Entretanto, isso durou pouco pois logo o antigo proprietário ganhou na justiça o direito de receber uma quantia exorbitante relativa á desapropriação, valor questionado pela prefeitura. E assim ficou desde 2005, o parque permanece fechado e abandonado desde então por conta desse imbróglio judicial, em que não houve acordo entre as partes envolvidas. Mas virou atrativo refrescante pra população dos arredores, que sem opções de lazer fazia do piscinão um balneário nos dias de verão. Sem a mesma segurança de antes, foi aí que começaram os afogamentos sendo que o última data de 2014. Pra não responder por improbidade administrativa, a prefeitura proibiu terminantemente o acesso do lugar, reforçando a fiscalização do parque.
Percebendo que aparentemente a barra tava limpa, percorri boa parte do perímetro da lagoa acessível a pé, as vezes chapinhando pelo baixo capim rente á água. Muitas flores dançam na brisa refrescante que também remexe as águas cristalinas do tancão ao meu lado. É possível ver, entre outras coisas, artefatos precários de pesca e as antigas fundações do porto, parcialmente engolidas por trepadeiras. Uma pena este lugar bonito destes ser vedado ás pessoas por irresponsabilidade de visitantes relapsos quanto a própria segurança.
No final da estrada, no lugar onde ela intercepta a água, existe um minúsculo cais onde provavelmente deve estacionar a lanchinha que fiscaliza as margens não acessíveis a pé, do outro lado do tanque. Ao lado dela tem um telhadinho que me fornece sombra necessária naquele meio dia de domingo, onde o calor começa a pegar forte. Dali se aprecia a outra margem do lagão, onde enormes paredões cobertos de mata, de onde pipocam reluzentes quaresmeiras, se erguem quase que verticalmente, acompanhando a beirada de quase todo espelho d’água de forma irregular. Infelizmente a lagoa vizinha, a que antigamente era própria pra banho, estava vazia devido a estiagem, mas a principal estava linda e convidativa, refletindo o céu azul daquele dia. Com o calor pegando, não pensei duas vezes e mandei ver um tchibum numa margem mais segura.
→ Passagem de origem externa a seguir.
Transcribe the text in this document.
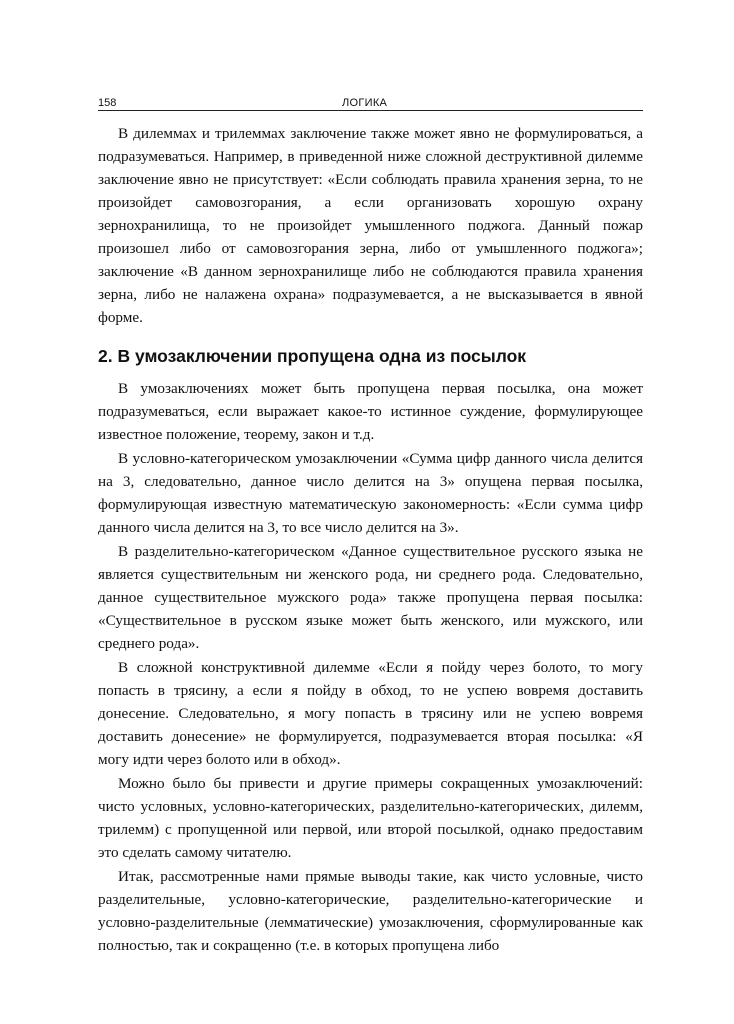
158	ЛОГИКА

В дилеммах и трилеммах заключение также может явно не формулироваться, а подразумеваться. Например, в приведенной ниже сложной деструктивной дилемме заключение явно не присутствует: «Если соблюдать правила хранения зерна, то не произойдет самовозгорания, а если организовать хорошую охрану зернохранилища, то не произойдет умышленного поджога. Данный пожар произошел либо от самовозгорания зерна, либо от умышленного поджога»; заключение «В данном зернохранилище либо не соблюдаются правила хранения зерна, либо не налажена охрана» подразумевается, а не высказывается в явной форме.

2. В умозаключении пропущена одна из посылок

В умозаключениях может быть пропущена первая посылка, она может подразумеваться, если выражает какое-то истинное суждение, формулирующее известное положение, теорему, закон и т.д.

В условно-категорическом умозаключении «Сумма цифр данного числа делится на 3, следовательно, данное число делится на 3» опущена первая посылка, формулирующая известную математическую закономерность: «Если сумма цифр данного числа делится на 3, то все число делится на 3».

В разделительно-категорическом «Данное существительное русского языка не является существительным ни женского рода, ни среднего рода. Следовательно, данное существительное мужского рода» также пропущена первая посылка: «Существительное в русском языке может быть женского, или мужского, или среднего рода».

В сложной конструктивной дилемме «Если я пойду через болото, то могу попасть в трясину, а если я пойду в обход, то не успею вовремя доставить донесение. Следовательно, я могу попасть в трясину или не успею вовремя доставить донесение» не формулируется, подразумевается вторая посылка: «Я могу идти через болото или в обход».

Можно было бы привести и другие примеры сокращенных умозаключений: чисто условных, условно-категорических, разделительно-категорических, дилемм, трилемм) с пропущенной или первой, или второй посылкой, однако предоставим это сделать самому читателю.

Итак, рассмотренные нами прямые выводы такие, как чисто условные, чисто разделительные, условно-категорические, разделительно-категорические и условно-разделительные (лемматические) умозаключения, сформулированные как полностью, так и сокращенно (т.е. в которых пропущена либо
Deu pra perceber logo de cara que o chão é bem irregular uma vez que a profundidade aumenta de forma súbita e abrupta em questão de poucos metros. É dar um passo que se cai num buraco fundo, e pelas infos, alguns buracos tem nada mais que 30 metros de profundidade! Realmente, o piscinão é mesmo uma armadilha pra quem não souber de fato nadar ou se virar na água. Não era meu caso, claro.
Pois é, mas tudo que é bom termina logo. O banho rolava tranquilo e refrescante, quando de repente avisto a viatura da Guarda Civil Metropolitana de Santo André vindo em minha direção. “Puta merda, ferrou!”, pensei comigo mesmo, já voltando novamente pra margem enquanto punha a cabeça pra funcionar. “Sabe ler não?”, gritou um dos dois guardinhas, que saíram da viatura vindo na minha direção. Por sorte já tô calejado a esse tipo de situação e meu jogo de cintura obtido anos a fio em trocentos outros parques pelo país veio a calhar naquela hora. Mas claro que o que colaborou também foi a compreensão e esclarecimento dos guardas, já que teve ocasiões onde a ignorância e prepotência ditaram a tentativa de diálogo. Do contrário, meu inofensivo rolê terminaria na delegacia, prestando esclarecimentos.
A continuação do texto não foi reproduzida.